Otto Emmy Awards, tre Golden Globe, investimenti astronomici per renderla memorabile e giudizi unanimi della critica, che la promuove a pieni voti. Sì, The Crown è indubbiamente una delle serie più importanti di Netflix. Autentica manna per gli amanti del genere storico e della cultura british, è incentrata sulla storia della regina Elisabetta II, dal giorno della sua ascesa al trono (nel lontano 1952) fino agli anni a ridosso del 2000. The Crown parte lenta e lenticolare (alcune sequenze sono davvero lunghissime) ma comunque stupisce alla distanza.
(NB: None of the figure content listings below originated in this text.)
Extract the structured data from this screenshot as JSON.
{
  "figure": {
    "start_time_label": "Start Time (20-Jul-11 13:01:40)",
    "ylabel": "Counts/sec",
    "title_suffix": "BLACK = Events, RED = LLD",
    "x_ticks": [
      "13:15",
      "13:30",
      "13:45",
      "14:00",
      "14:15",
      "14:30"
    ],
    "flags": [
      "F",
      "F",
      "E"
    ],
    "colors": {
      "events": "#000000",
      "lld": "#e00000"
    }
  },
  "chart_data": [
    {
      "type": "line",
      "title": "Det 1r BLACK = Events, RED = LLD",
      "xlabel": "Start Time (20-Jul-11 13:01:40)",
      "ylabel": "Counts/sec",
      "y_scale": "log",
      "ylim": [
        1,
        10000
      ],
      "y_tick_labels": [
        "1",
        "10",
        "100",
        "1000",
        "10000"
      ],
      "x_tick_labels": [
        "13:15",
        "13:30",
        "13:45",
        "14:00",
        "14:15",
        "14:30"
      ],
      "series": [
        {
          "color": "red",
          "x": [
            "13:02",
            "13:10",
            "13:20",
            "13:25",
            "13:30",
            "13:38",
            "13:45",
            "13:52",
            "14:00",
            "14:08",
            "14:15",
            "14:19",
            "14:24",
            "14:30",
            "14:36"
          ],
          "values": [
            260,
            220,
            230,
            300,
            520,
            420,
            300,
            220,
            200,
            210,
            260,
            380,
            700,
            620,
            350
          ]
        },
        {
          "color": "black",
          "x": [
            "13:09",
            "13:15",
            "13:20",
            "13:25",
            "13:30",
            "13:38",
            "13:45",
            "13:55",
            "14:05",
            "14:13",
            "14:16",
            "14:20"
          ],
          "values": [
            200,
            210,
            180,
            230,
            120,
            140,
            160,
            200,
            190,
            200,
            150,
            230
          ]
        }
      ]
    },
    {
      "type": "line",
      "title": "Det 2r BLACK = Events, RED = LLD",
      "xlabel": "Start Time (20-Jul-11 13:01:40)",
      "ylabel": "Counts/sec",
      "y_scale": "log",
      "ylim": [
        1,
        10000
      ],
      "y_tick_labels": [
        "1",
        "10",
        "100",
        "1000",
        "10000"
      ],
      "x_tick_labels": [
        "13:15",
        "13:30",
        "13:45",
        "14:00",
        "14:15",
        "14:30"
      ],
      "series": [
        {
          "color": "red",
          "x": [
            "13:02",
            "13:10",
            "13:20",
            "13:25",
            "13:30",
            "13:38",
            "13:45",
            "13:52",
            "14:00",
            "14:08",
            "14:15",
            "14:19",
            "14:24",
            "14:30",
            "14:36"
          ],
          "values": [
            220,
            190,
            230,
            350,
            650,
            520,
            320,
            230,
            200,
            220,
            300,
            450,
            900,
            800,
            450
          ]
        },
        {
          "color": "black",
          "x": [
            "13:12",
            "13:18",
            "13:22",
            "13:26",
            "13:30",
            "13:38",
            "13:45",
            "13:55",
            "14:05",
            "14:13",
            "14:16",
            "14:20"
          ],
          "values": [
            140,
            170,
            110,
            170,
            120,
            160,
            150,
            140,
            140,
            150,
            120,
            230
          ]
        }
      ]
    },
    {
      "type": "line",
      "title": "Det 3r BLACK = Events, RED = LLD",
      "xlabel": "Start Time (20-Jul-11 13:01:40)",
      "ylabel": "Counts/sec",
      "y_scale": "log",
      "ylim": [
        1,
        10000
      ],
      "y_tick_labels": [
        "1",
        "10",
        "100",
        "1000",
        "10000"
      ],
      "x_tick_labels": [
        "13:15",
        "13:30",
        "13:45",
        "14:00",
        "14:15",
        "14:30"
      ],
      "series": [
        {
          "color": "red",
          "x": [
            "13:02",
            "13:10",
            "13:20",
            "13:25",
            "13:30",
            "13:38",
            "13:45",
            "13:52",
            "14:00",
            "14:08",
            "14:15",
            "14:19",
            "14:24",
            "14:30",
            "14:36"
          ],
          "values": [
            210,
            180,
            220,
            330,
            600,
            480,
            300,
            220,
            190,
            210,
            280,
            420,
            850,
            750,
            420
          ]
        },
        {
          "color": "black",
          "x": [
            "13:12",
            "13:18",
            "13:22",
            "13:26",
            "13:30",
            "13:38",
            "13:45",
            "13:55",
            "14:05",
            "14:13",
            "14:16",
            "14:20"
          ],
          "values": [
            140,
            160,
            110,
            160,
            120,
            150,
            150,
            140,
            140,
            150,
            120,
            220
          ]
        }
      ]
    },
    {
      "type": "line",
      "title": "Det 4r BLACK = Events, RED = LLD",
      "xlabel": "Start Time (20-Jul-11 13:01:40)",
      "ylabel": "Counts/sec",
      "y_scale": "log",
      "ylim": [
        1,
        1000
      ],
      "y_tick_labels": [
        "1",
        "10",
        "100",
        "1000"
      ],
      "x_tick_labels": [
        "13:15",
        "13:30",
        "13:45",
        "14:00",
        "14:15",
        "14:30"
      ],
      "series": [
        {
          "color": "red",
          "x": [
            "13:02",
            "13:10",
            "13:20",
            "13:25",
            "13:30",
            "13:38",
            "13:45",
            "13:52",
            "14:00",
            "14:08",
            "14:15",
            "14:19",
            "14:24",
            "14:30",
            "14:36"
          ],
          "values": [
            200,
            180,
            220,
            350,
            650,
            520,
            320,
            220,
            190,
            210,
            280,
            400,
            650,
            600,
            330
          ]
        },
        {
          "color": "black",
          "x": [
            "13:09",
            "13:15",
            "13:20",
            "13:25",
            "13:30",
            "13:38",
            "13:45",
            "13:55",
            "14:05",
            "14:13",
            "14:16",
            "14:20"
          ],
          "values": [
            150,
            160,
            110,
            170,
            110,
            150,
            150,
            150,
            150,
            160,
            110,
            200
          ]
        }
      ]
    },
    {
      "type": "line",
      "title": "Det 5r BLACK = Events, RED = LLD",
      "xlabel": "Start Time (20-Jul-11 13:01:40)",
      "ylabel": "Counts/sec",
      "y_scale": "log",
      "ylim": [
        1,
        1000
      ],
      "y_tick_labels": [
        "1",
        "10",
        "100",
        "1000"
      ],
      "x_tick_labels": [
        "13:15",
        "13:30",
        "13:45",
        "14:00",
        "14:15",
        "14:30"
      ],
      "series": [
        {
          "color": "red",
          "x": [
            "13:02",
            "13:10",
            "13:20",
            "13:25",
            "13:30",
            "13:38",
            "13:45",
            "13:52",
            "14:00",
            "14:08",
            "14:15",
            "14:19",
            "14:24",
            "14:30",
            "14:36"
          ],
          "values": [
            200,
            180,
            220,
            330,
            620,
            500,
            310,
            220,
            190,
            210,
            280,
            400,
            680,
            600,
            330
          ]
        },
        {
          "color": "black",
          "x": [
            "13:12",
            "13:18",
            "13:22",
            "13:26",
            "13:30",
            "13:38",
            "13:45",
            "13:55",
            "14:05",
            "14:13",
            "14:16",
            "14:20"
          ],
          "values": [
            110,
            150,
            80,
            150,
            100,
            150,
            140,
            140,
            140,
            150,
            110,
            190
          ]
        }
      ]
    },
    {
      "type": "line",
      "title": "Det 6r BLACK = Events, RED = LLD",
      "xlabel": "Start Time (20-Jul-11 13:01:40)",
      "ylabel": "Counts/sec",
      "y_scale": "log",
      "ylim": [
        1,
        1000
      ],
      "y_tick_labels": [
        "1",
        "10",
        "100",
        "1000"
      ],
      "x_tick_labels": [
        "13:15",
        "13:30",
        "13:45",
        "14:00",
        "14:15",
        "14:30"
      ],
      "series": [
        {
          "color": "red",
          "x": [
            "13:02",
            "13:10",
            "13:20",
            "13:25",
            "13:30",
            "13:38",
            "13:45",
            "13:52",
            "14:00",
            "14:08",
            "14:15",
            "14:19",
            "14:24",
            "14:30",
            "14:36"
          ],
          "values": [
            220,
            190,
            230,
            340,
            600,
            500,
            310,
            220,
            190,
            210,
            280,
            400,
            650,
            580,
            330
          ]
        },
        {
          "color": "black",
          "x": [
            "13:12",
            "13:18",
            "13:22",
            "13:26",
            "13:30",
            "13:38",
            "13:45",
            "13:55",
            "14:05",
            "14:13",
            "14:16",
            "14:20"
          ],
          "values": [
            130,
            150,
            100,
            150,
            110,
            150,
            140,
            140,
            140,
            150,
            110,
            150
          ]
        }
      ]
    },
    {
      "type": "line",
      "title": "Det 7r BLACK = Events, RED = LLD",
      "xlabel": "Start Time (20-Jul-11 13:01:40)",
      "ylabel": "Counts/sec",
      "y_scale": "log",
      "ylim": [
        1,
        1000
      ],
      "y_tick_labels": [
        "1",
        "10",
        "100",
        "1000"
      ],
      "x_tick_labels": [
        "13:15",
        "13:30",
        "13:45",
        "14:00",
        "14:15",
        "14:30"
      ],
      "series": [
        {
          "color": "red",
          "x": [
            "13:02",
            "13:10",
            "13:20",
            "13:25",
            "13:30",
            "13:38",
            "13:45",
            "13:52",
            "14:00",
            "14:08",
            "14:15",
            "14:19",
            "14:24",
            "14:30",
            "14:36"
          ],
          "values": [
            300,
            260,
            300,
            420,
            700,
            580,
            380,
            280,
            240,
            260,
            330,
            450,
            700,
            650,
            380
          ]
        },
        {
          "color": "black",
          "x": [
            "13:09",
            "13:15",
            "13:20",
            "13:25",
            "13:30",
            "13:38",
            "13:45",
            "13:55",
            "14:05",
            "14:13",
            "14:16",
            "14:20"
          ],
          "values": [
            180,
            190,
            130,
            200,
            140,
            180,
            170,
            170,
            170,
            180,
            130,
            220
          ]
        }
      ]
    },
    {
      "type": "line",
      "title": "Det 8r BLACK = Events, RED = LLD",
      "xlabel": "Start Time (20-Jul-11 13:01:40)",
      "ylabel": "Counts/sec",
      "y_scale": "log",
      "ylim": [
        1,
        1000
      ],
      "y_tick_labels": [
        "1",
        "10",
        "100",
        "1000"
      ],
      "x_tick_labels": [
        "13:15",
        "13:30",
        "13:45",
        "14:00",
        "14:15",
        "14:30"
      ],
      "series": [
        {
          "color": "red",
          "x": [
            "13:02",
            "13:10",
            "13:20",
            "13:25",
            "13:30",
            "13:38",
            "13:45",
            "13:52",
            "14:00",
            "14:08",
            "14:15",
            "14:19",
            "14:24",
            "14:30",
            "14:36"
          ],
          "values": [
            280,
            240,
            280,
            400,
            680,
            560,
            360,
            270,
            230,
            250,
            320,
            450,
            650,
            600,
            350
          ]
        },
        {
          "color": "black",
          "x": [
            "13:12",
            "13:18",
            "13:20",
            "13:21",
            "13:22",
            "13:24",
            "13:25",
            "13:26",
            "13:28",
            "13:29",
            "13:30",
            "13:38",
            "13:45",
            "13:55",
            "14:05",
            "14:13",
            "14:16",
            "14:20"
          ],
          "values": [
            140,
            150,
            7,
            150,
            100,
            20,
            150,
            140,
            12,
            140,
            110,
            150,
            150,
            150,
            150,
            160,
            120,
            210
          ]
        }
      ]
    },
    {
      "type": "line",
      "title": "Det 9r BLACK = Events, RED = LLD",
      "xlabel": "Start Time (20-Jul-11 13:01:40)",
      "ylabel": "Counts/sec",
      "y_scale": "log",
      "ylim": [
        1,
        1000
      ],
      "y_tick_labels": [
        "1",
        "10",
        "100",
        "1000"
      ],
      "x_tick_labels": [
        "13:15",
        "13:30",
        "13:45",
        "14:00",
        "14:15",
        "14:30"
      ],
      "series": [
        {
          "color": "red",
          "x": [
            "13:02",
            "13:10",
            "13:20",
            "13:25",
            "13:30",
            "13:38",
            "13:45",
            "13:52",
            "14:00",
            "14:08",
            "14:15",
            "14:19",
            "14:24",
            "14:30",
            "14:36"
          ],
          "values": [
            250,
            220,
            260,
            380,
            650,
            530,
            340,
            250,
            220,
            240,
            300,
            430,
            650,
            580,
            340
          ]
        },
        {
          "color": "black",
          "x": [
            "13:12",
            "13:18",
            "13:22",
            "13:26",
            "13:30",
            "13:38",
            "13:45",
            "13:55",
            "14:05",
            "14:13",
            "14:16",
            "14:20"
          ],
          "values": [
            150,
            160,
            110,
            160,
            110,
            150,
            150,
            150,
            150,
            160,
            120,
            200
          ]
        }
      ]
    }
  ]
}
Sia per spessore che per dovizia dei particolari, alcuni davvero sontuosi. Ogni evento, anche il più piccolo e apparentemente didascalico, è sviscerato in maniera puntuale.
Tratteggiati alla grande anche tutti i personaggi (e qui si vede, eccome, il gran lavoro di Peter Morgan). Sicuramente la regina, titubante all’esordio poi sempre più austera e capace sia nel reprimere desideri, libertà e malumori (che affiorano a più riprese nel corso delle 4 stagioni) per preservare l’integrità del regno. Regina Elisabetta che si dimostra esemplare nell’affrontare il valzer di Primi Ministri sempre più istrionici: lo scorbutico Winston Churchill, l’individualista Anthony Eden, il composto Harold Wilson e l’imperturbabile “iron lady” Margaret Thatcher, quella che le darà più filo da torcere.
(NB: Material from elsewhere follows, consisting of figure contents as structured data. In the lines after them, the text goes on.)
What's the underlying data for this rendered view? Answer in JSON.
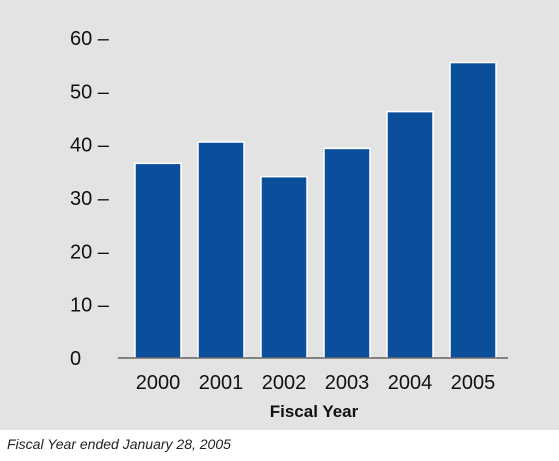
{
  "colors": {
    "panel_background": "#e3e3e3",
    "bar_fill": "#0b4f9c",
    "axis": "#222222",
    "text": "#111111"
  },
  "chart_data": {
    "type": "bar",
    "categories": [
      "2000",
      "2001",
      "2002",
      "2003",
      "2004",
      "2005"
    ],
    "values": [
      36.5,
      40.5,
      34,
      39.3,
      46.2,
      55.4
    ],
    "xlabel": "Fiscal Year",
    "ylabel": "",
    "ylim": [
      0,
      60
    ],
    "yticks": [
      0,
      10,
      20,
      30,
      40,
      50,
      60
    ],
    "ytick_labels": [
      "0",
      "10 –",
      "20 –",
      "30 –",
      "40 –",
      "50 –",
      "60 –"
    ],
    "grid": false,
    "legend": "none"
  },
  "footnote": "Fiscal Year ended January 28, 2005"
}
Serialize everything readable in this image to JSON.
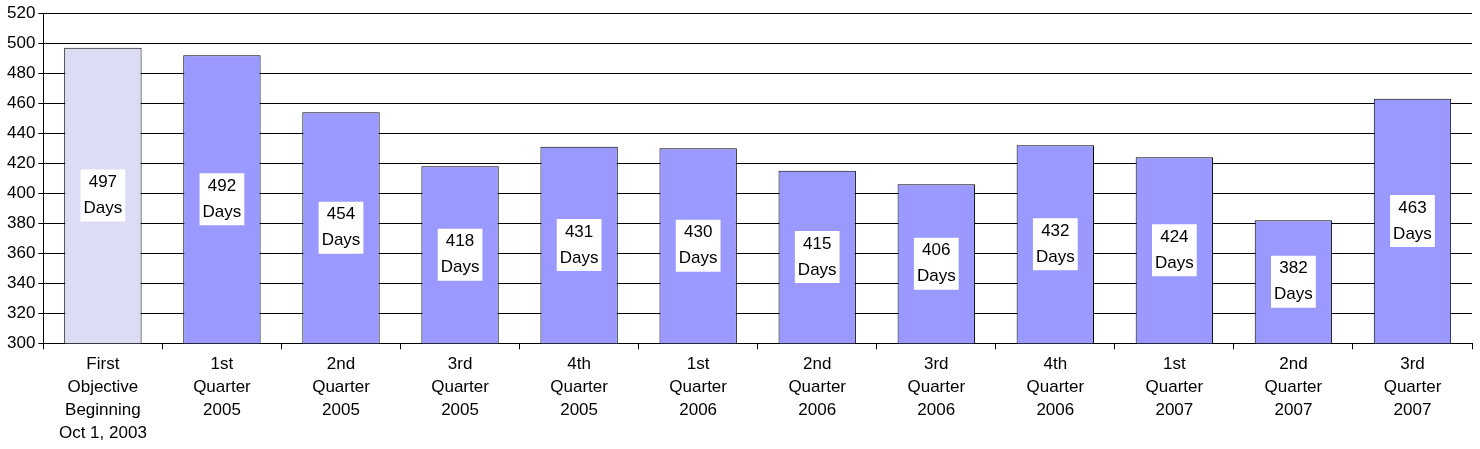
{
  "chart_data": {
    "type": "bar",
    "categories": [
      "First\nObjective\nBeginning\nOct 1, 2003",
      "1st\nQuarter\n2005",
      "2nd\nQuarter\n2005",
      "3rd\nQuarter\n2005",
      "4th\nQuarter\n2005",
      "1st\nQuarter\n2006",
      "2nd\nQuarter\n2006",
      "3rd\nQuarter\n2006",
      "4th\nQuarter\n2006",
      "1st\nQuarter\n2007",
      "2nd\nQuarter\n2007",
      "3rd\nQuarter\n2007"
    ],
    "values": [
      497,
      492,
      454,
      418,
      431,
      430,
      415,
      406,
      432,
      424,
      382,
      463
    ],
    "colors": [
      "#dcdcf4",
      "#9999ff",
      "#9999ff",
      "#9999ff",
      "#9999ff",
      "#9999ff",
      "#9999ff",
      "#9999ff",
      "#9999ff",
      "#9999ff",
      "#9999ff",
      "#9999ff"
    ],
    "value_labels": [
      "497\nDays",
      "492\nDays",
      "454\nDays",
      "418\nDays",
      "431\nDays",
      "430\nDays",
      "415\nDays",
      "406\nDays",
      "432\nDays",
      "424\nDays",
      "382\nDays",
      "463\nDays"
    ],
    "ylim": [
      300,
      520
    ],
    "yticks": [
      300,
      320,
      340,
      360,
      380,
      400,
      420,
      440,
      460,
      480,
      500,
      520
    ],
    "grid": "y"
  }
}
Interpretati molto bene anche gli eterni secondi: il marito Filippo, ironico e sportivo (interpretato da Matt Smith nelle prime due stagioni e da Tobias Menzies nelle restanti due) che fa fatica ad accettare il ruolo di comprimario e la principessa Margaret (Vanessa Kirby nelle stagioni 1 e 2 e Helena Bonham Carter nelle stagioni 3 e 4), sorella ribelle della regina che non la smette di affoga dispiaceri di cuore nell’alcol e nel fumo.
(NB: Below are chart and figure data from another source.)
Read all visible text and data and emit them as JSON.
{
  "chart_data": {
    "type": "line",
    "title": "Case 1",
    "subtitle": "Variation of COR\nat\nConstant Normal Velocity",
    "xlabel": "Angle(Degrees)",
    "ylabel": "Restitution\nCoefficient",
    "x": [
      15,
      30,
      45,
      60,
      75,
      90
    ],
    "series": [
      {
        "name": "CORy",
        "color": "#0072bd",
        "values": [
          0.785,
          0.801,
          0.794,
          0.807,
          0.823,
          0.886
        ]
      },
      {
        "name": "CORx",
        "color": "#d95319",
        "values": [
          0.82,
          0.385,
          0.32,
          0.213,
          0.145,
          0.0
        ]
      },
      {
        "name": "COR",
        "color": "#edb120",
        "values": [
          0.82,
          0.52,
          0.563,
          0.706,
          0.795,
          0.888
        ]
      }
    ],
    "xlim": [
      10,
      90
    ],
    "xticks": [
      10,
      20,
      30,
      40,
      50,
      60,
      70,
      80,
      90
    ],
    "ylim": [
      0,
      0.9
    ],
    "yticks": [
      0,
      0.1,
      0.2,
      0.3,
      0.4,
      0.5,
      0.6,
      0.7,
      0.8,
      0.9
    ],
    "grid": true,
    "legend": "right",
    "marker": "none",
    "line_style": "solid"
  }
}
Una nota la meritano anche Edoardo, re per nemmeno un anno, additato (e mai perdonato) per aver deciso di abdicare e il principe Carlo, colui che, più di tutti, subisce le decisioni dell’intransigente famiglia reale. Qualche esempio? Gli istituti che dovrà frequentare e la relazione con la scintillante Diana, sfociata poi in un matrimonio combinato e mai digerito.
C’è solo una piccola scelta che non mi sento di condividere: quella di cambiare, dalla seconda alla terza stagione, gli interpreti dei personaggi principali. Tuttavia non mi sento di condannare totalmente regista e produttori. E’ stato una decisione giustificato dalla una scelta precisa: quella di scegliere interpreti più giovani per i primi anni del regno e interpreti più “attempati” per gli anni del consolidamento del regno elisabettiano.